Indirect noise from weakly reacting inhomogeneities

TL;DR

This paper develops a low-order model to predict indirect noise caused by chemically reacting flow inhomogeneities in aircraft engine nozzles, highlighting the influence of chemical reactions and flow parameters on noise generation.

Contribution

It introduces a novel low-order model for reacting inhomogeneities, extending existing non-reactive models to account for chemical reactions and entropy perturbations.

Findings

Hydrogen inhomogeneities produce larger indirect noise than methane.

Reaction rates and frequency significantly affect wave phase and magnitude.

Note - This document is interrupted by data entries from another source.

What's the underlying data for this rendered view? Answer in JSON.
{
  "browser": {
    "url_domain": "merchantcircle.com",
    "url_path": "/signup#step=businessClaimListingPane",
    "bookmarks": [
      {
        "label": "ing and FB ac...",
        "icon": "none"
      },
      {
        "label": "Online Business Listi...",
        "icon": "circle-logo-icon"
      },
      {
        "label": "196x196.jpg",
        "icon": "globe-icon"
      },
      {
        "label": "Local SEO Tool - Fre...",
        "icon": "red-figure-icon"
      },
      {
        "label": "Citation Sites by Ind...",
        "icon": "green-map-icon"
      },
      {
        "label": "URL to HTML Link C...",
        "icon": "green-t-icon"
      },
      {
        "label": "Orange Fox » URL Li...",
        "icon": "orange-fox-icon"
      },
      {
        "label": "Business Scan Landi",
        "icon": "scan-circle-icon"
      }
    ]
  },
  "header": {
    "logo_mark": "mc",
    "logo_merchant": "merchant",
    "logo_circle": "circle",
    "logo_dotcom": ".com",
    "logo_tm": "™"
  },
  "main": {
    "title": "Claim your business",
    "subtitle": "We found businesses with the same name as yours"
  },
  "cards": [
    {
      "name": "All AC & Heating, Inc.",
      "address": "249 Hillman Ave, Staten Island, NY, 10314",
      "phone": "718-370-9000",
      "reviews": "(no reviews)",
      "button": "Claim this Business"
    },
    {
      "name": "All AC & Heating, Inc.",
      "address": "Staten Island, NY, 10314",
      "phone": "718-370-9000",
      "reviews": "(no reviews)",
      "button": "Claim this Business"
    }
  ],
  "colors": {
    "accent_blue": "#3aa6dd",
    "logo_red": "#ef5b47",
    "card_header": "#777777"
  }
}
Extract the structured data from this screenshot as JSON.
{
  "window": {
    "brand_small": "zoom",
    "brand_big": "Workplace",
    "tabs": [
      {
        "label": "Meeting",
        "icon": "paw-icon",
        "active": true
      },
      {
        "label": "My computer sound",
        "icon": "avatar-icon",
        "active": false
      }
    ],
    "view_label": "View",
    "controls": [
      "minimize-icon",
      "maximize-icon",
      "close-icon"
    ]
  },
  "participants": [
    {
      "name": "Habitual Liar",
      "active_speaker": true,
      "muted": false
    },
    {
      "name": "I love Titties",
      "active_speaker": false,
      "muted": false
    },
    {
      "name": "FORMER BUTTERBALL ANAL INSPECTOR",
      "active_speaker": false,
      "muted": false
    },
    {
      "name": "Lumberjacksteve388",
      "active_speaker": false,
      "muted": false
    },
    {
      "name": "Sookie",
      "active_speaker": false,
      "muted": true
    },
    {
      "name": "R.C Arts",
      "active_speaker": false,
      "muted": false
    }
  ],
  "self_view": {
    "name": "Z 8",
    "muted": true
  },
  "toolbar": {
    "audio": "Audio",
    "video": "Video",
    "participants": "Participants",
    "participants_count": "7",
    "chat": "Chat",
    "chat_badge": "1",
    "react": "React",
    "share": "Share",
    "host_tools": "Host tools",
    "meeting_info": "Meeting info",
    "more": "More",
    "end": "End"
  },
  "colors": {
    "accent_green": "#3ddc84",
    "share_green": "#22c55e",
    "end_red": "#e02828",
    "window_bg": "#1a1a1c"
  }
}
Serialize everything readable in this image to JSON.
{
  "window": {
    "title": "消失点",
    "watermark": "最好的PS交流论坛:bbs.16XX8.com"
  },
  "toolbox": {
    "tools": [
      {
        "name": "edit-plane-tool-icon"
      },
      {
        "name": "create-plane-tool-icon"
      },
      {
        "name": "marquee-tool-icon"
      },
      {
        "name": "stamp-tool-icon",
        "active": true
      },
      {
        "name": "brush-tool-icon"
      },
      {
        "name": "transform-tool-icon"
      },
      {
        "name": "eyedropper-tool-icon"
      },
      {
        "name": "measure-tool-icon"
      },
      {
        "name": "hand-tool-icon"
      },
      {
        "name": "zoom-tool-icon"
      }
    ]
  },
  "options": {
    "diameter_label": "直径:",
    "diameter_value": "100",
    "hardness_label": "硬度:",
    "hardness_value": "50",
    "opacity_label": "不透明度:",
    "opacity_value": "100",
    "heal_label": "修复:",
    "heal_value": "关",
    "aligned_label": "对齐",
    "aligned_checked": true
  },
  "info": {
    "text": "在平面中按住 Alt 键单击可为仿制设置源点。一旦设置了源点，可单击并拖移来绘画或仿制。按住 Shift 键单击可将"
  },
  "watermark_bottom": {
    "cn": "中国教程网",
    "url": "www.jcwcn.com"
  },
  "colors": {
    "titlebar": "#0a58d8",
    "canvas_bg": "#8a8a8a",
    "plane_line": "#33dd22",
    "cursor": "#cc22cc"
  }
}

The model applies to both subsonic and supersonic flows.

Abstract

Indirect noise is a significant contributor to aircraft engine noise, which needs to be minimized in the design of aircraft engines. Indirect noise is caused by the acceleration of flow inhomogeneities through a nozzle. High-fidelity simulations showed that some flow inhomogeneities can be chemically reacting when they leave the combustor and enter the nozzle (Giusti et al., 2019). The state-of-art models, however, are limited to chemically non-reacting (frozen) flows. In this work, first, we propose a low-order model to predict indirect noise in nozzle flows with reacting inhomogeneities. Second, we identify the physical sources of sound, which generate indirect noise via two physical mechanisms: (i) chemical reaction generates compositional perturbations, thereby adding to compositional noise; and (ii) exothermic reaction generates entropy perturbations. Third, we numerically compute the nozzle transfer functions for different frequency ranges (Helmholtz numbers) and reaction rates (Damk\"{o}hler numbers) in subsonic flows with hydrogen and methane inhomogeneities. Fourth, we extend the model to supersonic flows. We find that hydrogen inhomogeneities have a larger impact to indirect noise than methane inhomogeneities. Both the Damk\"{o}hler number and the Helmholtz number markedly influence the phase and magnitude of the transmitted and reflected waves, which affect the sound generation and thermoacoustic stability. This work provides a physics-based low-order model, which can open new opportunities for predicting noise emissions and instabilities in aeronautical gas turbines with multi-physics flows.